Downbelow Station takes place at the end of the War. Earth Company’s fleet has ravaged most of the stations between Pell and Cyteen, precipitating flows of desperate refugees to Pell but failing to break the Union, indeed being steadily forced back to Sol by the Union’s fleets. The Fleet, under the charismatic and ruthless Captain Mazian, has become a power dangerously without scruples or any external loyalties; the Union, equally dangerous, is determined to take Pell. The Konstantin family that runs the Pell system—Downbelow, Pell Station, the Tau Ceti’s entire population both human and hisa—and the remaining free merchanters are caught in the middle.

I’d prefer not to spoil the plot for the reader, not least because Downbelow Station is one of the earliest books (both in terms of writing and in terms of her universe’s chronology). Still, despite the aforementioned occasional turgidity of her writing, it was rather good. I’ll have to read Cyteen--another one of her award-winning novels—next, or, possibly again.

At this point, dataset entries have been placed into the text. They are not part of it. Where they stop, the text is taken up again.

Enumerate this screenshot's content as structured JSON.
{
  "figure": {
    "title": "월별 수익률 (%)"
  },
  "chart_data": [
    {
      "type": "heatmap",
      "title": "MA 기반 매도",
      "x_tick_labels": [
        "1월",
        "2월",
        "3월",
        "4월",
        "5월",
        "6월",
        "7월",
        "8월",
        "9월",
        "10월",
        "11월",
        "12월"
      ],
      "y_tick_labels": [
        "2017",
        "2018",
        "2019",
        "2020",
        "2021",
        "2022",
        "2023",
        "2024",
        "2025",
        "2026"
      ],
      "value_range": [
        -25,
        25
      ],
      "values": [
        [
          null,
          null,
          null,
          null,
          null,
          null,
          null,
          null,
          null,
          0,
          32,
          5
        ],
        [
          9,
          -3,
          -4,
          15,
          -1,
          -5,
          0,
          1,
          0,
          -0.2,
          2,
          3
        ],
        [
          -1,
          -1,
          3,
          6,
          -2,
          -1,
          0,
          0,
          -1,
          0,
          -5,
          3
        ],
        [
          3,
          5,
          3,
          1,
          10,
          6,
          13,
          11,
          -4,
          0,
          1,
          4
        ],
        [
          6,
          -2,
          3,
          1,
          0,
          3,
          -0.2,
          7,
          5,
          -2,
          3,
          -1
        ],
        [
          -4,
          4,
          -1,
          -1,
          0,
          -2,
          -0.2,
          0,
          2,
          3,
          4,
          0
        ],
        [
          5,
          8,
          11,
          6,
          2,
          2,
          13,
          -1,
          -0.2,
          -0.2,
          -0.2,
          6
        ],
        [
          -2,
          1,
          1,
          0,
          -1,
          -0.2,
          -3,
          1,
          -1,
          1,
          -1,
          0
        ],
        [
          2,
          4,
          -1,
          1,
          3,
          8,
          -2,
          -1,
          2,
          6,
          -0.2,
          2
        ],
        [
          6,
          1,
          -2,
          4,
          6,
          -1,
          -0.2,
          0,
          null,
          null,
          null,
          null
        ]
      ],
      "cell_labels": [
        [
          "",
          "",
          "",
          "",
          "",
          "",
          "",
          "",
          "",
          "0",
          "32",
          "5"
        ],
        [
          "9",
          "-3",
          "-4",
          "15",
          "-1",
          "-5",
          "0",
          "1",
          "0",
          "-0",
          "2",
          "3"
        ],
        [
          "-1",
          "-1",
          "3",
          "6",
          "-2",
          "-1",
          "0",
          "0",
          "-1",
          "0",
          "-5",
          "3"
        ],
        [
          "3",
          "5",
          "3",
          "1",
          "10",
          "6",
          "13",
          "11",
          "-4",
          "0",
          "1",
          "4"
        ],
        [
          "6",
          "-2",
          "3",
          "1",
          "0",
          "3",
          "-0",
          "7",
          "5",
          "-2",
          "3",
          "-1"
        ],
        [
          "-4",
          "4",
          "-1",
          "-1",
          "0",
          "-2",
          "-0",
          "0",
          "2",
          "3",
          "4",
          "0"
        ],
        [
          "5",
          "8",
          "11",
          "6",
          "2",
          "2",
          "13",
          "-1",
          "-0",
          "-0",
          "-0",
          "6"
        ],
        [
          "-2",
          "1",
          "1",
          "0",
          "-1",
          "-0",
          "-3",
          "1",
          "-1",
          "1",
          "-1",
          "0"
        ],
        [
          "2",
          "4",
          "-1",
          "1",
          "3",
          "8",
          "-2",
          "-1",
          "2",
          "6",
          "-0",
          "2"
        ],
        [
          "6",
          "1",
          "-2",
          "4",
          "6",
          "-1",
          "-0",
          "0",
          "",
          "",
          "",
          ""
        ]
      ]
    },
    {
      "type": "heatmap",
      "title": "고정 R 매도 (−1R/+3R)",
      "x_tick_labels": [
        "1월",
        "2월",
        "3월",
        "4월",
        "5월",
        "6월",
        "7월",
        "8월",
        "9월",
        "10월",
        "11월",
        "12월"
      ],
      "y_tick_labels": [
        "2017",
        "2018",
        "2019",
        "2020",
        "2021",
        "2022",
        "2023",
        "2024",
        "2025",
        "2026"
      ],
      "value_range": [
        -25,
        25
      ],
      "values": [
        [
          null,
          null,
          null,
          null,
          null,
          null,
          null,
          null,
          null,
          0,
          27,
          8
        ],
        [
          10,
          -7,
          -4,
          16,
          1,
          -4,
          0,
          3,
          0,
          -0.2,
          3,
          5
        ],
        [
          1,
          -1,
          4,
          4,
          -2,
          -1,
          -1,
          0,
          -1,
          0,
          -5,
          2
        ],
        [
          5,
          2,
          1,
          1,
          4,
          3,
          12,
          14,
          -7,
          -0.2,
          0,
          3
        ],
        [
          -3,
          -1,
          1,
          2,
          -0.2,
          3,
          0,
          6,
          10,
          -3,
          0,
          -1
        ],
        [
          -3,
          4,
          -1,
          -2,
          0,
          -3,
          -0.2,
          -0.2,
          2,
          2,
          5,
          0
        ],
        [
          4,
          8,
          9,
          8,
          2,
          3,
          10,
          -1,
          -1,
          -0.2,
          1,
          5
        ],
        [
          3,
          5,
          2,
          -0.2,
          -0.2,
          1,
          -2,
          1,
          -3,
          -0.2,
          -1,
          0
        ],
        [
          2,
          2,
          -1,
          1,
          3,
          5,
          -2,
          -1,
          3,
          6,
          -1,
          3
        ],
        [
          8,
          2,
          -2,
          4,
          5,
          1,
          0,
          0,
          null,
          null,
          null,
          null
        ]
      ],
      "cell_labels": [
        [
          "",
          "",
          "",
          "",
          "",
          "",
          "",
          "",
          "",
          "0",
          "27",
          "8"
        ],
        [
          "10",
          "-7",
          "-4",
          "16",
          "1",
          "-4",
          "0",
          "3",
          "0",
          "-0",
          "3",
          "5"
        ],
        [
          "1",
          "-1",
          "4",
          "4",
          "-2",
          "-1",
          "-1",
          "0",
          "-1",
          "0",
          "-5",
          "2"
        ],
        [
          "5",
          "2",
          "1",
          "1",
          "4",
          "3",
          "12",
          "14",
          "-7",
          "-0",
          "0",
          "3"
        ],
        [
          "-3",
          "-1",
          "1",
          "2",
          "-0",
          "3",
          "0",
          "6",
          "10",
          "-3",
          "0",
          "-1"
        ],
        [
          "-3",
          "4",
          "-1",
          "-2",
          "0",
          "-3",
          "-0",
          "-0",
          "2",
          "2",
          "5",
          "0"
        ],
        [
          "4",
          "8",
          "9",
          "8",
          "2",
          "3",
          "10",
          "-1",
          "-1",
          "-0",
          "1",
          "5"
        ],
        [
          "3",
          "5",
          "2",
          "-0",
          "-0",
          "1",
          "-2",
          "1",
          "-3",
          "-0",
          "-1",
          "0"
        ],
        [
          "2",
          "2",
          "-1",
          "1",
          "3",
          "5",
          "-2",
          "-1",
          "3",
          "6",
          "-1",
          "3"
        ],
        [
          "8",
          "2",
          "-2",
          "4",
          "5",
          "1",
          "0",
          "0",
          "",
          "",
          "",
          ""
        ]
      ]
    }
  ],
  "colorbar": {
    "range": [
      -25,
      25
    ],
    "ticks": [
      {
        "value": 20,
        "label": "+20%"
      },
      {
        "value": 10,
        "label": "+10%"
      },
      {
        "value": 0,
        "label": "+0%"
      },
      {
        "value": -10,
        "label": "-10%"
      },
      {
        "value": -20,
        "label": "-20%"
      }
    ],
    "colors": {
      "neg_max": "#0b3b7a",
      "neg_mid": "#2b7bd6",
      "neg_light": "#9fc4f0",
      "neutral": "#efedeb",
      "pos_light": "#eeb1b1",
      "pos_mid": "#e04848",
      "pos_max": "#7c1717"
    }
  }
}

I’ve taken out both it and Rimrunners from the Kingston public library, but it remains to be seen whether I’ll have the time to (well) read them in time.)

The below quiz results, though, aren't very encouraging for me:

  • My #1 result for the SelectSmart.com selector, What Cyteen character are you?, is Ariane Emory





    As one source says,

    "Cyteen is the home of Reseune, which produces phenotypes to order. Reseune is the home of Ariane Emory. Ariane Emory is a
    brilliant geneticist, a genius at producing "tapes", the environment that produces the phenotypes from the genotypes, a consummate politician, an iron-willed director, and a cold hearted cynical bitch. Just as the "tapes" control the "azi", the human product of her laboratories, does she control her underlings. She is admired, feared and loathed by those beneath her."

    From what I've read of the book, she does quite a few worse things before she gets murdered. Ouch.

    Remind me not to be a manipulative sociopath with massive amounts of power at my disposal somebody, eh?